Wednesday, October 10, 2018

An old cattle track on the west coast

With September running out I was ready to hang up the skis and go tramping again. High on my list was a 3-4 day hike along the old Haast to Paringa Cattle Track, originally the route farmers drove their cattle to get to market. It's really hard to get your head around just how rugged and difficult farming in New Zealand must have been for the early colonists. Thick forests, high rainfall, steep mountains, unbridged treacherous waterways and all that mud….

I had actually planned to do this trek a year ago, but when I developed yet another retinal detachment in November last year and had to have more surgery, I was grounded again for a few months and all mountain trekking had to go on hold. But here I was now, all recovered and ready to give it a go.

I drove from Wanaka to the west coast, parked at the southern end of the walk, and hitched up the highway to the northern end. It's a short walk in to the first hut so I had plenty of time on my hands. It didn't take too long to get a lift, from a friendly refrigerated truck driver doing his rounds.

The walk in is short, taking only one and a half hours. The bush is lush and pretty, and follows the Blue River before crossing it on a swing bridge then its a short walk to the Hut.

I get there just before it starts raining, which it does on and off for a few hours before clearing late afternoon. I get the fire going and settle in for a night alone. I'm in bed reading when two chaps from Queenstown turn up, who are heading up the Moeraki Valley tomorrow for a spot of fly fishing. They are glad to have a warm hut to walk into, having walked in in the dark and wet.

The next morning the boys leave early, whilst I am a little more leisurely in my departure. I retrace my route to where the track heads up the ridgeline on the western slopes of the Mataketake Range. The track is benched, and fairly wide, though it's not a heavily used track these days so there are slides and treefalls to negotiate. It's not steep however, and stays within the bushline the entire time. Unfortunately there are no views.

There are a few small streams to cross, and it only takes me four and a half hours to get to Maori Saddle Hut. From here it's possible to climb up to the top of the Mataketakes, where there are alpine tarns. I'm not exactly sure where the trail goes, so instead I sit in the sun and collect and cut firewood. According to the hut book, I am the first tramper through here for 4 months.

That night I am woken by shaking. It's not until the next day, when I am walking through the Alpine Fault, that I realise it was an earthquake. I find out later the quake was centred somewhere south of Milford Sound. NZ has lots of earthquakes….

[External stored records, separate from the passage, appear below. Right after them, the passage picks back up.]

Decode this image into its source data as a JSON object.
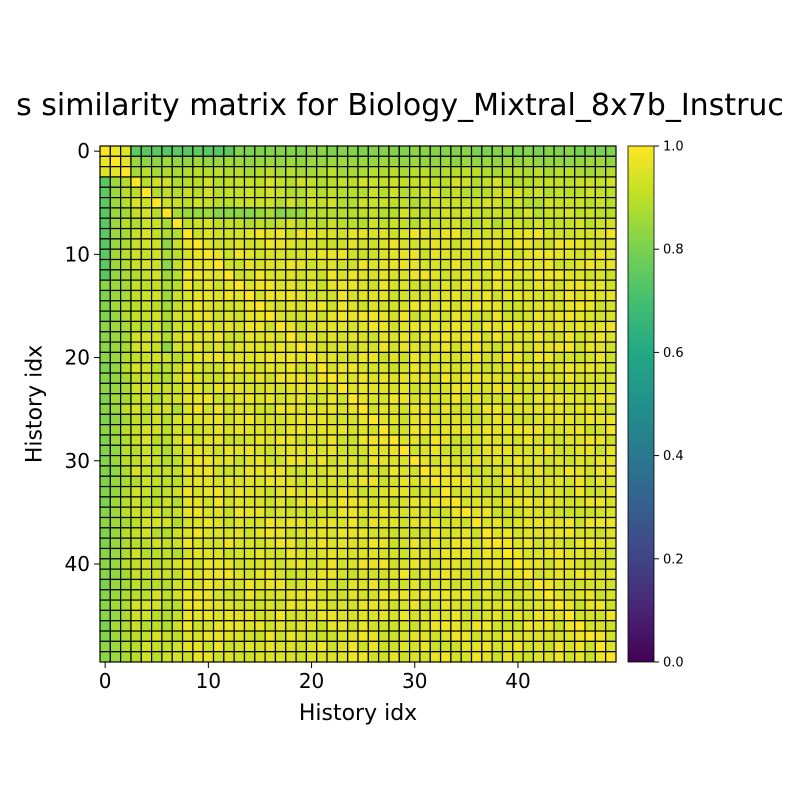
{
  "chart_data": {
    "type": "heatmap",
    "title": "s similarity matrix for Biology_Mixtral_8x7b_Instruc",
    "xlabel": "History idx",
    "ylabel": "History idx",
    "n": 50,
    "x_ticks": [
      "0",
      "10",
      "20",
      "30",
      "40"
    ],
    "y_ticks": [
      "0",
      "10",
      "20",
      "30",
      "40"
    ],
    "colorbar": {
      "range": [
        0.0,
        1.0
      ],
      "ticks": [
        "0.0",
        "0.2",
        "0.4",
        "0.6",
        "0.8",
        "1.0"
      ],
      "colormap": "viridis"
    },
    "values_approx": {
      "diagonal": 1.0,
      "row0_col1": 0.97,
      "row0_col2": 0.96,
      "first_col_early_rows": 0.72,
      "first_cols_typical": 0.82,
      "interior_typical": 0.95
    },
    "grid": "black cell edges"
  }
}
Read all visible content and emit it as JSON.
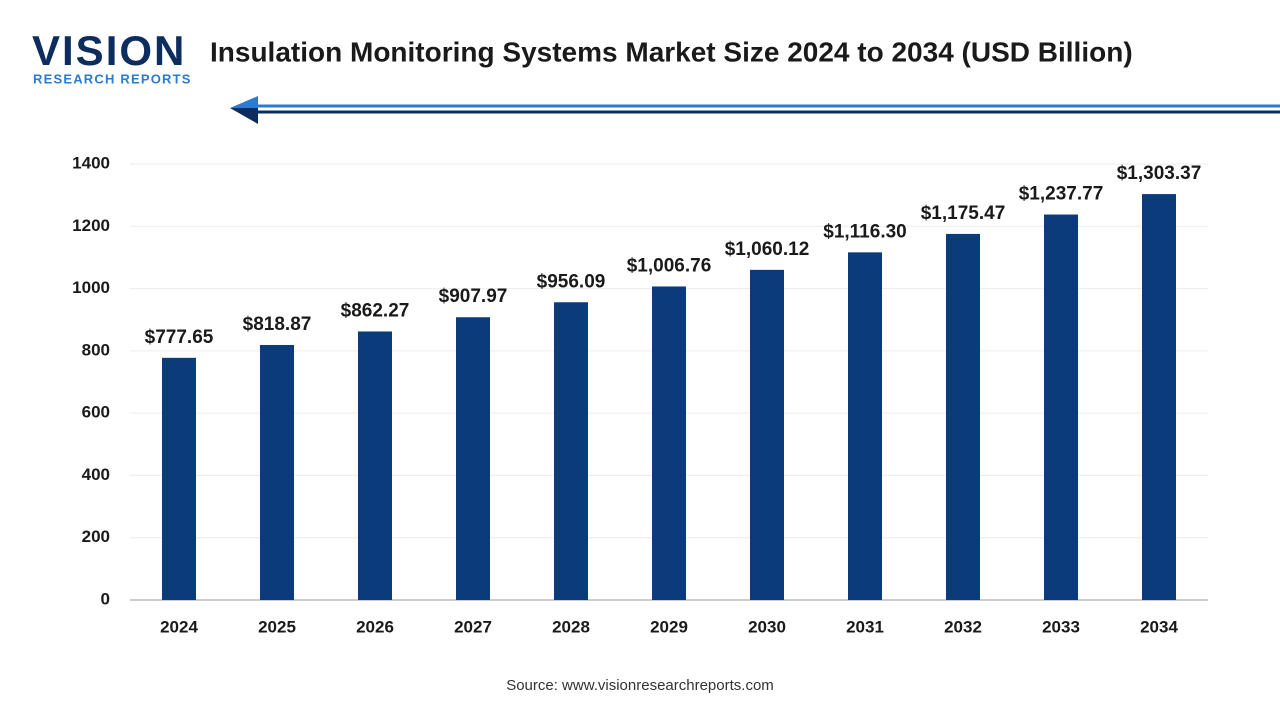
{
  "logo": {
    "name": "VISION",
    "tagline": "RESEARCH REPORTS"
  },
  "chart_data": {
    "type": "bar",
    "title": "Insulation Monitoring Systems Market Size 2024 to 2034 (USD Billion)",
    "categories": [
      "2024",
      "2025",
      "2026",
      "2027",
      "2028",
      "2029",
      "2030",
      "2031",
      "2032",
      "2033",
      "2034"
    ],
    "values": [
      777.65,
      818.87,
      862.27,
      907.97,
      956.09,
      1006.76,
      1060.12,
      1116.3,
      1175.47,
      1237.77,
      1303.37
    ],
    "value_labels": [
      "$777.65",
      "$818.87",
      "$862.27",
      "$907.97",
      "$956.09",
      "$1,006.76",
      "$1,060.12",
      "$1,116.30",
      "$1,175.47",
      "$1,237.77",
      "$1,303.37"
    ],
    "color": "#0b3b7b",
    "ylim": [
      0,
      1400
    ],
    "yticks": [
      0,
      200,
      400,
      600,
      800,
      1000,
      1200,
      1400
    ],
    "grid": true,
    "source": "Source: www.visionresearchreports.com"
  }
}
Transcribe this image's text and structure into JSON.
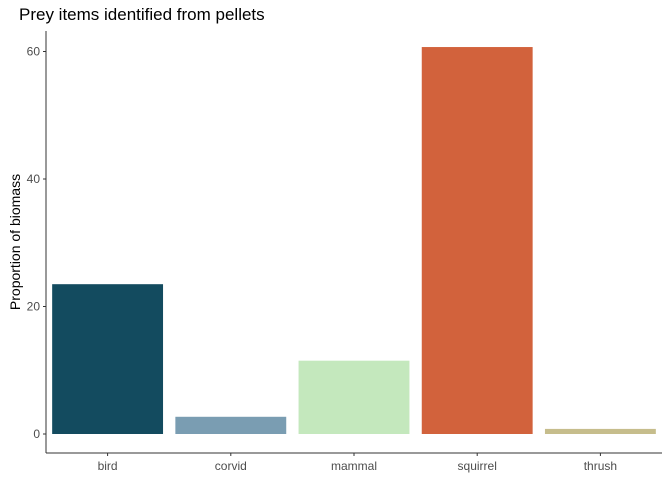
{
  "chart_data": {
    "type": "bar",
    "title": "Prey items identified from pellets",
    "xlabel": "",
    "ylabel": "Proportion of biomass",
    "categories": [
      "bird",
      "corvid",
      "mammal",
      "squirrel",
      "thrush"
    ],
    "values": [
      23.5,
      2.7,
      11.5,
      60.7,
      0.8
    ],
    "colors": [
      "#134b5f",
      "#7a9db2",
      "#c4e8bd",
      "#d2623c",
      "#c6bd8c"
    ],
    "ylim": [
      0,
      63.7
    ],
    "yticks": [
      0,
      20,
      40,
      60
    ],
    "grid": false,
    "legend": "none"
  }
}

Day 3 is the longest day, as I head down from the saddle towards Coppermine Creek. The track sidles along the western slopes, with a few tricky stream crossings that would be very dangerous in high flow, and through the aforementioned Alpine Fault. Here I stop for lunch, before negotiating the steep scree slope back to the track. This slip has been there for some time, but previous trampers have found a route around it to rejoin the track.

The birdlife on this walk is prolific, and makes up for the lack of views. I see Kaka, I hear Kea, and every tree seems to be full of Tuis. The birdsong is glorious. There must have been some good pest management happening around here.

I even come face to face with a young buck. Red Deer are everywhere in New Zealand, having been introduced for hunting and have now reached levels that cause vegetation destruction. Because they selectively eat broadleaf plants the undergrowth tends to be devoid of them, and overtaken by crown ferns. It's still pretty though.

7 hours after leaving Maori Saddle I arrive at Coppermine Creek Hut. This is now pastoral land, but the hut is cute and a welcome sight at the end of a long day.

My final day requires walking down the quagmired Waita River Valley to a swing bridge over Maori River, then continuing down river back to my car. Tussock hopping to prevent sinking into deep mud is quite draining, especially with the full sun pouring down. Not that I'm complaining, it's always preferable to rain!!

I stop in at Curly Tree for a whitebait pattie, then drive back to Wanaka.